In 1989 an exhibition by photographer Andres Serrano (which famously included a photo of a crucifix submerged in the artist's own urine) stirred controversy and led to attacks on the funding policies of the National Endowment for the Arts. That same year, under mounting pressure from Republican senators Jesse Helms and Al D’Amato, who objected to the explicit homosexuality of Robert Mapplethorpe’s work, the Corcoran Gallery cancelled a planned NEA-funded exhibition of the artist's work.
Artists who received fellowships from the NEA in 1989, including diCorcia, did so with the proviso that the work they made would not be "obscene."
DiCorcia, who until this point had conceived of his photos as singular images—intimate, self-contained scenarios of family members and friends in often-mundane situations—embarked on what would become his first cohesive series.
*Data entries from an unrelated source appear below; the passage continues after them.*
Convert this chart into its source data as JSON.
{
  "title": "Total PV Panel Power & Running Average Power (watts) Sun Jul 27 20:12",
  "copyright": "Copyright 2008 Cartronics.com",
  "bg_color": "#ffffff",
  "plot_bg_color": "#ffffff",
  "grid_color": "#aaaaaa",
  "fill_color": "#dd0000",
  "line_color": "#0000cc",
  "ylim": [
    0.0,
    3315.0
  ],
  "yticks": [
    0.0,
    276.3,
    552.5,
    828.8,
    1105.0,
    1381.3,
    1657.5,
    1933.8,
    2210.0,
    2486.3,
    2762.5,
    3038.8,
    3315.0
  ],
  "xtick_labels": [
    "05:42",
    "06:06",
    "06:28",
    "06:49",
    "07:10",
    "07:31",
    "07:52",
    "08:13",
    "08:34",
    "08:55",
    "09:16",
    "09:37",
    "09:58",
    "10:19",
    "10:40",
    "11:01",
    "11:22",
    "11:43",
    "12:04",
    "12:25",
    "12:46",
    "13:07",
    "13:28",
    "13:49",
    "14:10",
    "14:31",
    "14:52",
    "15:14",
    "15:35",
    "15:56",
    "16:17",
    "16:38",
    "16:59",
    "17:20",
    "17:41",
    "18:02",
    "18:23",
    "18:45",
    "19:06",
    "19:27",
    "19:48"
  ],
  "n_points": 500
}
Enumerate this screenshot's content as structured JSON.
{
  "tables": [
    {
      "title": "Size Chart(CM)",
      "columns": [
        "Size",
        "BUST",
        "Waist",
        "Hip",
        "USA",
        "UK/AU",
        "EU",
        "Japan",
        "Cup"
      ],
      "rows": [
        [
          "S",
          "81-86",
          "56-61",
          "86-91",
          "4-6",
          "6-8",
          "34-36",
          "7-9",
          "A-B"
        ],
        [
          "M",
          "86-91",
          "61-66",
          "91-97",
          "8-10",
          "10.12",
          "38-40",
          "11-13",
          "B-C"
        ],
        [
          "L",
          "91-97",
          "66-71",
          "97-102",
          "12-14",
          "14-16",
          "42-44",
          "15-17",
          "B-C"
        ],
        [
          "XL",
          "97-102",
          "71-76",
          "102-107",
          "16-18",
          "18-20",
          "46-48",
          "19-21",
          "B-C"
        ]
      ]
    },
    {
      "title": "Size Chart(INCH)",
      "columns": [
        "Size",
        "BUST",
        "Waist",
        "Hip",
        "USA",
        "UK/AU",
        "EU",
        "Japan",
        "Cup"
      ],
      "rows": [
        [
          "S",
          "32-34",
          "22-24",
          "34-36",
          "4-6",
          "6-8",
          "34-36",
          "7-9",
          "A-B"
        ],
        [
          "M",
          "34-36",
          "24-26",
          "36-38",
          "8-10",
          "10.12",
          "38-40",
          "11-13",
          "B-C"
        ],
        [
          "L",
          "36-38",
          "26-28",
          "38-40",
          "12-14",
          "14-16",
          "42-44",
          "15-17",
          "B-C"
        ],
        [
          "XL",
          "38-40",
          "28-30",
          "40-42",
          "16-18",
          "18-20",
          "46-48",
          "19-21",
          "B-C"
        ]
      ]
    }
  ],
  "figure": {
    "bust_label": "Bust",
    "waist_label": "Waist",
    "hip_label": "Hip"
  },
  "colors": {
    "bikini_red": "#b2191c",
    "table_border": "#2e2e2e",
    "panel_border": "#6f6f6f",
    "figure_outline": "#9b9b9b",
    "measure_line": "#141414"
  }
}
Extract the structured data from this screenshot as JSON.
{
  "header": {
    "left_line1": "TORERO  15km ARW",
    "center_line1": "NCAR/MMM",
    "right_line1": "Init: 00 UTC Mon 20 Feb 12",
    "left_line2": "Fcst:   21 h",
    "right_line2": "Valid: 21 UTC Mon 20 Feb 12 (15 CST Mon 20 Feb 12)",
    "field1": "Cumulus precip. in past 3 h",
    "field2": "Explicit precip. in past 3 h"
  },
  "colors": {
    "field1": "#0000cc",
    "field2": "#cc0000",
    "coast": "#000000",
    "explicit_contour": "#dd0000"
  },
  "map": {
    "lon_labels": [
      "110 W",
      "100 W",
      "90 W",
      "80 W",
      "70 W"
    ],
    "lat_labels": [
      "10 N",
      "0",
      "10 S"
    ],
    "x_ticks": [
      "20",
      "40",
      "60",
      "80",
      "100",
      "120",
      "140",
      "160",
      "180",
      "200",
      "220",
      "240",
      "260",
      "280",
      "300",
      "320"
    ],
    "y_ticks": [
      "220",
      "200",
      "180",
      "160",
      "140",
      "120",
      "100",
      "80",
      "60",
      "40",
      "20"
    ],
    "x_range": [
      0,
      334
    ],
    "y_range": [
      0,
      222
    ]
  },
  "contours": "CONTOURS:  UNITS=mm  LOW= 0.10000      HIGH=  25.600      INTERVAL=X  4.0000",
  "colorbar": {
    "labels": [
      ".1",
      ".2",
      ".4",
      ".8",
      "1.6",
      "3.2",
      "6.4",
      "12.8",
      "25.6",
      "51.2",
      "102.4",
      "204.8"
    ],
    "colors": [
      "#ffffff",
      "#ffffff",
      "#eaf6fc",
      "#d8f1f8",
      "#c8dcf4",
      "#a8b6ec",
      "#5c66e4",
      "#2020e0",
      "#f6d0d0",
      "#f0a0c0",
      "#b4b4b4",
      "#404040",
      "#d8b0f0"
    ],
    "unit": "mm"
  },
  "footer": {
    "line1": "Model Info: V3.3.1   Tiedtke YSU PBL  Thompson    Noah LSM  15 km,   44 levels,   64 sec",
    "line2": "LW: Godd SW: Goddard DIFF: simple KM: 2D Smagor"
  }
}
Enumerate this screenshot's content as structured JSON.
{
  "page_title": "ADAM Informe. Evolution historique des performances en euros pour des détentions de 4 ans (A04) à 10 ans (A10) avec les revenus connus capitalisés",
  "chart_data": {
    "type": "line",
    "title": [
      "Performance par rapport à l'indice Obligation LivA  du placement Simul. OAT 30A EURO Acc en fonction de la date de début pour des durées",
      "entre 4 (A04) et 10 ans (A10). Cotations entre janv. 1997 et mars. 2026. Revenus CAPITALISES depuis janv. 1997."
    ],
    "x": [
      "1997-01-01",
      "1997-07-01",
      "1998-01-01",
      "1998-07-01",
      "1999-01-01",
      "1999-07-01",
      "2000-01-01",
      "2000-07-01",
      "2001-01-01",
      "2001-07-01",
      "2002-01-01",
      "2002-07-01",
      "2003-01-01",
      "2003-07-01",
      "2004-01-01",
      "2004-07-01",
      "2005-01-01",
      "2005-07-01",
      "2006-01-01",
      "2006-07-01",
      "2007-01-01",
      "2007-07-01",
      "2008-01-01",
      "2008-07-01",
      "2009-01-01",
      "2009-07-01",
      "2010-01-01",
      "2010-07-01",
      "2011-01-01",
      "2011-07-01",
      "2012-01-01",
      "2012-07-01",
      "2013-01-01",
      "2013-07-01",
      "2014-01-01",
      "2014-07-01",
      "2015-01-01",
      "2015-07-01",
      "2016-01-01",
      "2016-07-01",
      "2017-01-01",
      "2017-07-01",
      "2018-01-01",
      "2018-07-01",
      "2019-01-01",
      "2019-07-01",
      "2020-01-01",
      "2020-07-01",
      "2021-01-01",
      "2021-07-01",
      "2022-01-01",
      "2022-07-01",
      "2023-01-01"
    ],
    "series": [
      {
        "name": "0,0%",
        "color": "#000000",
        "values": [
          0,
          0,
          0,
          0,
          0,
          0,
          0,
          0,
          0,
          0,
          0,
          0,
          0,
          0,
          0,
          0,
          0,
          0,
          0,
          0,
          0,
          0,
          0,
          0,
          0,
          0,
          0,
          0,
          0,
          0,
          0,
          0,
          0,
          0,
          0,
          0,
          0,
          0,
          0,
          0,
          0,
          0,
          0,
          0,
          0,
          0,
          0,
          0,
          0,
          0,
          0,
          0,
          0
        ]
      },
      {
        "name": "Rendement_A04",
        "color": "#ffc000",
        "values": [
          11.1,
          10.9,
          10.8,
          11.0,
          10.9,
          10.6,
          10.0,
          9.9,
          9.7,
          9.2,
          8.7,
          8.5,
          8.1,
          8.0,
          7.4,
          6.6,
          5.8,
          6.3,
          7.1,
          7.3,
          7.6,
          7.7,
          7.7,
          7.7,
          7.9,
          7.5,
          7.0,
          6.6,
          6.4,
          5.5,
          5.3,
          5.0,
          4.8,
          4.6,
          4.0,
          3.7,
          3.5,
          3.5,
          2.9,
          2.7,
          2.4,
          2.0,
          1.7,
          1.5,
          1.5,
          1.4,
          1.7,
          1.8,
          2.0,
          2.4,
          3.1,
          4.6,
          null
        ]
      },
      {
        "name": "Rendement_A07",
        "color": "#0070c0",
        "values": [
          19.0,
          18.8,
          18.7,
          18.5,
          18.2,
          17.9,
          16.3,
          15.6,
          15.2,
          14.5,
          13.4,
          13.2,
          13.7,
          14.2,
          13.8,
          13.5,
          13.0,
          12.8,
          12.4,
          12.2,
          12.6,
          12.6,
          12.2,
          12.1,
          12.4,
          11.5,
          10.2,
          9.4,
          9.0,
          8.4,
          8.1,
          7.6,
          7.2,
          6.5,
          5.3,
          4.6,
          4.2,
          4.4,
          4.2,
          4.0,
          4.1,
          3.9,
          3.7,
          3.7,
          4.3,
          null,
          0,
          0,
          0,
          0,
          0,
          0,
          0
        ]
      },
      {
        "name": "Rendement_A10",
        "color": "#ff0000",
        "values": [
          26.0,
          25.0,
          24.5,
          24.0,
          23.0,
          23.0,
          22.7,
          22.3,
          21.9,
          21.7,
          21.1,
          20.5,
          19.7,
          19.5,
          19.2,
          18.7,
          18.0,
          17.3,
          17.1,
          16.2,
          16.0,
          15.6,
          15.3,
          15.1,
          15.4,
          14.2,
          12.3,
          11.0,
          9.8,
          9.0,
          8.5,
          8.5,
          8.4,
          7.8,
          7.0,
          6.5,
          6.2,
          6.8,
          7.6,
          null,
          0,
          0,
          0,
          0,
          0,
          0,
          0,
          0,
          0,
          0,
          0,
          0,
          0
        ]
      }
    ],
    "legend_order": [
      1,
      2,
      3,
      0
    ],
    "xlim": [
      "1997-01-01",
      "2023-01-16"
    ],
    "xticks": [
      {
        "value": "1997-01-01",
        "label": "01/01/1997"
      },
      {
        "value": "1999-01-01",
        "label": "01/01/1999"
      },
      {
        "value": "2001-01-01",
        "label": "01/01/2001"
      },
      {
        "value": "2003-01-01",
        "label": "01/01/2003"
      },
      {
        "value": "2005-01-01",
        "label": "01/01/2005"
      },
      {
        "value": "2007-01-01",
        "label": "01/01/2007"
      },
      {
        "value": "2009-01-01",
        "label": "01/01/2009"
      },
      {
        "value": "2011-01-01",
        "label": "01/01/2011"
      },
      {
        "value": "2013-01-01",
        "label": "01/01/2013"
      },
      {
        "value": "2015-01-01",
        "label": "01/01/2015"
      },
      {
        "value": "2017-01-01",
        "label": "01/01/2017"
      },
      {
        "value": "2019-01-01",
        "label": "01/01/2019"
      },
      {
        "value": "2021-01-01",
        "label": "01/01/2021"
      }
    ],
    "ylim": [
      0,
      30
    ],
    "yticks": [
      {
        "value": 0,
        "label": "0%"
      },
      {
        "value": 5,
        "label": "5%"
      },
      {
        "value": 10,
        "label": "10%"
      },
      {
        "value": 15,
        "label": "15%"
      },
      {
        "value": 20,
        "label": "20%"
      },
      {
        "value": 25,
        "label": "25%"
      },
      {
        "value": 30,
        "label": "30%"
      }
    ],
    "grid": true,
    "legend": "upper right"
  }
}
With a wholly new premise, he began working with both determination and with a subtle but unwavering strain of subterfuge.
DiCorcia made five trips to Los Angeles, where, with an assistant, he would set up his 6x7 Linhof view camera and lights and run through each potential shot with meticulous detail, before cruising the streets of Santa Monica propositioning hustlers, drug addicts and drifters. He then brought his subjects to his pre-prepared locations to make their portraits and paid them (with NEA funds) the equivalent fee they would have charged for sex.
DiCorcia photographed at dusk, in cheap motel rooms, on street corners, in parking lots and against the neon-lit strip where the hustlers plied their trade. The photographs are titled with the subject's name, age, place of birth -- and the customary price for his services. Masterfully depicting the bleak underside of Hollywood, they also capture the town's unfulfilled dreams and its fake intimacy.